You just have to describe them like you would any other character. Thier face, stature, clothes, etc. Then, if you want, you can add a few extra words to link it to the culture. For example, "he wore such and such, like all desert people".


----------



## Ophiucha (Jun 24, 2012)

First, it depends on your world. Is your world full of fantasy counterpart cultures? You may not have a China to say people look Chinese, but if you have a Xio Pan, most people are intuitive enough to figure out that the people of such a culture have vaguely east Asian characteristics. You may not have a Japan, but there aren't many white people named "Sakura", so even if she's from 'Moryo', we can assume that a girl named Sakura is Japanese.

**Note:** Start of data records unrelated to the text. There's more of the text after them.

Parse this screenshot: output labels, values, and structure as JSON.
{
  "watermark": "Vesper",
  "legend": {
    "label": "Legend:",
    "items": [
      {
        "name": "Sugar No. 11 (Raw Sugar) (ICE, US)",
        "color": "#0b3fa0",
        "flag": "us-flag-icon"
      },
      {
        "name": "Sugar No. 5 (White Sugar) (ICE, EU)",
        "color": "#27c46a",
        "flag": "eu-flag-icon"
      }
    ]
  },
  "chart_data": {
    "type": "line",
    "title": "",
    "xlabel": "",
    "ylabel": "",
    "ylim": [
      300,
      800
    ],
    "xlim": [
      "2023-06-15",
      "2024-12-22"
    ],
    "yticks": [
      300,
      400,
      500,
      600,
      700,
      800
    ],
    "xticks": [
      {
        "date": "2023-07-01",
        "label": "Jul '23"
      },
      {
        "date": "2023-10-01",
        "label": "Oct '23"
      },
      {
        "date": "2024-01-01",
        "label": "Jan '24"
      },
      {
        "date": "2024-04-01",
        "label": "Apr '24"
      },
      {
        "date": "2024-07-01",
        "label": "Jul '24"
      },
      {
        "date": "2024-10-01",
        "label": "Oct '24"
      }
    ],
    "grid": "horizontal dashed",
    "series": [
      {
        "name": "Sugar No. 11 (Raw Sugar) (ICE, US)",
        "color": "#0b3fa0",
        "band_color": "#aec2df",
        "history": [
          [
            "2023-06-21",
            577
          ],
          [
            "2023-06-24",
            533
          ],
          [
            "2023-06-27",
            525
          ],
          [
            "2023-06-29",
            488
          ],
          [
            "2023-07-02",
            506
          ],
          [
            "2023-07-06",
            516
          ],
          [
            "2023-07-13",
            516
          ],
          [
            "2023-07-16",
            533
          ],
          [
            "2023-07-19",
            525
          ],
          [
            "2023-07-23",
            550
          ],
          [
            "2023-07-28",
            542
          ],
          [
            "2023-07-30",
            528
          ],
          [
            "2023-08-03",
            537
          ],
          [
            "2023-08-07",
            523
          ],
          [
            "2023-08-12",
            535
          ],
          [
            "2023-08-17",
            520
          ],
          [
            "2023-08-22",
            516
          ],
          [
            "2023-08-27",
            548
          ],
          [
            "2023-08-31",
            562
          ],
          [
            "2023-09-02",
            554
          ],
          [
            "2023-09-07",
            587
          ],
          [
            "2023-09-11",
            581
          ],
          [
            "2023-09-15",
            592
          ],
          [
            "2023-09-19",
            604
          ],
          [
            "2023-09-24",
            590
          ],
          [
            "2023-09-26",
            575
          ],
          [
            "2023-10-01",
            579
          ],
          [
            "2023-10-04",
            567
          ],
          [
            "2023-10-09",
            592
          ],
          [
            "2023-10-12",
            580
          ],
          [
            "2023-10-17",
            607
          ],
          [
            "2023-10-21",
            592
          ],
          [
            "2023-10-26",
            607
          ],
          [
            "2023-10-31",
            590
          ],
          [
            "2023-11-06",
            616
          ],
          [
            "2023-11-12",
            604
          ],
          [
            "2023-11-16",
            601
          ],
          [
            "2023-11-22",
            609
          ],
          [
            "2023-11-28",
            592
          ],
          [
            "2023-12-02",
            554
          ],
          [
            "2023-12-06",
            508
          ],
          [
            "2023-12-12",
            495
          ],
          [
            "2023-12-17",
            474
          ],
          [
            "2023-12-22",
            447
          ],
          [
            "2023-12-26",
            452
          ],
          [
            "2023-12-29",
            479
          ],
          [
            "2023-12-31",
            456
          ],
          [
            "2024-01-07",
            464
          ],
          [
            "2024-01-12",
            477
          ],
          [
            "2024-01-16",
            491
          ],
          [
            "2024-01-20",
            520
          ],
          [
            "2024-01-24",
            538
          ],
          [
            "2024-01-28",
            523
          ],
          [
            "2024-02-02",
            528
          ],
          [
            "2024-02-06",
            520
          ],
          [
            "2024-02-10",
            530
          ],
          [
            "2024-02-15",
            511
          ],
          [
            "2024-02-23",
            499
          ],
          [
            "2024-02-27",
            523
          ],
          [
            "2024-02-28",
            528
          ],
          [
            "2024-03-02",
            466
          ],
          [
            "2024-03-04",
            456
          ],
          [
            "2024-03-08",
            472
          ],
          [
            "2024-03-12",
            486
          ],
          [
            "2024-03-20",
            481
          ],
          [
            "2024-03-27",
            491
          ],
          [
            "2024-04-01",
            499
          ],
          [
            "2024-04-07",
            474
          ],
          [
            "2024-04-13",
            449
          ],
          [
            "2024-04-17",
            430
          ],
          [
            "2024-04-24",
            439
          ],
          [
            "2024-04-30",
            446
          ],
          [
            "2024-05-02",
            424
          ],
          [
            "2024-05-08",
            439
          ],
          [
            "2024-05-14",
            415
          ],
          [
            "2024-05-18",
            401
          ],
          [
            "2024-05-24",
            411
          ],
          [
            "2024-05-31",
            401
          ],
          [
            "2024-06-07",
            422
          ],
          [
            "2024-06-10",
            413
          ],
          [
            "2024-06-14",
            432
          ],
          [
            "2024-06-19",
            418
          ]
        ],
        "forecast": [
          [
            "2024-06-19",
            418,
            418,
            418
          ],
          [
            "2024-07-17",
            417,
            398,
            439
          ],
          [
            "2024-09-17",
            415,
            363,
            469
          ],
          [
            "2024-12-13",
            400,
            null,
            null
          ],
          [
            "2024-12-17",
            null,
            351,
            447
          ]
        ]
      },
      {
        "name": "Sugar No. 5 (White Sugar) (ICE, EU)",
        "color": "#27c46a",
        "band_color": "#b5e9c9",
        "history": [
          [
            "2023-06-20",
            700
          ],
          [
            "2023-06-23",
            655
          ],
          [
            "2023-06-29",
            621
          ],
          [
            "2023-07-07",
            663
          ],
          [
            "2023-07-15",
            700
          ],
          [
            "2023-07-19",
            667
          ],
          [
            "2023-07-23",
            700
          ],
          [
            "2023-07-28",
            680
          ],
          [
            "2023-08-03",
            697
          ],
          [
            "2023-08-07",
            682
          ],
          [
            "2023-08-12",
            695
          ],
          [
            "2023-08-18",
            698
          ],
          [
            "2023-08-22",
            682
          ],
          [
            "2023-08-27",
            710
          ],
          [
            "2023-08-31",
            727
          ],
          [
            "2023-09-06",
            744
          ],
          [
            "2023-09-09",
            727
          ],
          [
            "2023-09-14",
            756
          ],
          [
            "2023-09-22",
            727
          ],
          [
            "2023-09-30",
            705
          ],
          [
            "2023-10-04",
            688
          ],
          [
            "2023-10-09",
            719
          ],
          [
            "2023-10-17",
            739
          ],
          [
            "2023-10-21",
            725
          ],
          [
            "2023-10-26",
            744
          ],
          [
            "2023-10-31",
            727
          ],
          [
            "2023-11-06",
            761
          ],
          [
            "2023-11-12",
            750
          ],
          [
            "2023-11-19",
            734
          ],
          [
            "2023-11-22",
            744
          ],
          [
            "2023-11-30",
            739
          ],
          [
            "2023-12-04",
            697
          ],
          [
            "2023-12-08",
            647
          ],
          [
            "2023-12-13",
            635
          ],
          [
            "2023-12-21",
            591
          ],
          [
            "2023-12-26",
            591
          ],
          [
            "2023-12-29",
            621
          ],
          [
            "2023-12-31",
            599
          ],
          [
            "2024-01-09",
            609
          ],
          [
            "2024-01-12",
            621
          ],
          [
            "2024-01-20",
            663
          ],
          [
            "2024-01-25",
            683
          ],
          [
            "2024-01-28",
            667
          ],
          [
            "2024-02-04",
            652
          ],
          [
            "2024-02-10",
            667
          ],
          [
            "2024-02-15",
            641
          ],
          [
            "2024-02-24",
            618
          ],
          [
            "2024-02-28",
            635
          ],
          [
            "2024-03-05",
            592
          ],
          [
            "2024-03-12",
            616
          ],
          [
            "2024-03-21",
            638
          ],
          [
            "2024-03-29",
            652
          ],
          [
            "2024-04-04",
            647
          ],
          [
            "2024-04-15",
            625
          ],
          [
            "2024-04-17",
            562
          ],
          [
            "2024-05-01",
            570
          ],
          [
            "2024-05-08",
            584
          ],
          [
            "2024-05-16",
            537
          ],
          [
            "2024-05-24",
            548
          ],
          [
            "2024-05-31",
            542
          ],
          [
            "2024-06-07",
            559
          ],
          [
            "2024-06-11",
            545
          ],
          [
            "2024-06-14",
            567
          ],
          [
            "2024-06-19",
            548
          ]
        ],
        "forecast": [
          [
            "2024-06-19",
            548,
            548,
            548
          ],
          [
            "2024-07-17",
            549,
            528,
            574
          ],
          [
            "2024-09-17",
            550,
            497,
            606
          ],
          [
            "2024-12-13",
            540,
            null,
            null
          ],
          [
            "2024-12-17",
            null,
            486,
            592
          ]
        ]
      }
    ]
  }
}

If you don't have fantasy counterpart cultures, here is a great reference.
Guide to Human Types, this is specifically an artist's guide, but it does wonderfully break down every minute feature between people of different races and nationalities, from head shape to average height to colour of their skin. Getting a breakdown of every feature could help in describing someone you want to look a certain way in the reader's eyes.


----------



## amar654 (Jun 26, 2012)

its easy to describe some one stereotypicaly, such as jappenese: yellow looking skin, black hair, small eyes, slender build


----------



## Caliburn (Jun 29, 2012)

Perhaps reading other people's fiction and borrowing those descriptions wholesale?

For example, James Clavell's "Shogun" describes the appearances of Japanese people in vivid detail. One of its sequels, Tai-Pan, describes Chinese people a lot. The contrast of these cultures to the European characters was central to the story, so it got plenty of attention. If you can find similar kinds of stories revolving around travel or culture-shock in other parts of the world they might yield similarly rich descriptions of other cultures.


----------



## dyga19 (Jul 10, 2012)

I think the best approach would be to refer to them based on their home regions; for instance, someone from the a region called Zefer would be called a Zeferian, one form Rosic would be Rosican, etc. Then describe them based on height, body build, facial structure, and hair & skin pigmentation, as these are the common variables when looking at the different races of people on Earth. So, a Zeferian could be tall and slender, have a pointed, somewhat elongated face, wide, slanted eyes, dark skin, and platinum blonde hair. Anyway, I hope this helps out a bit.


----------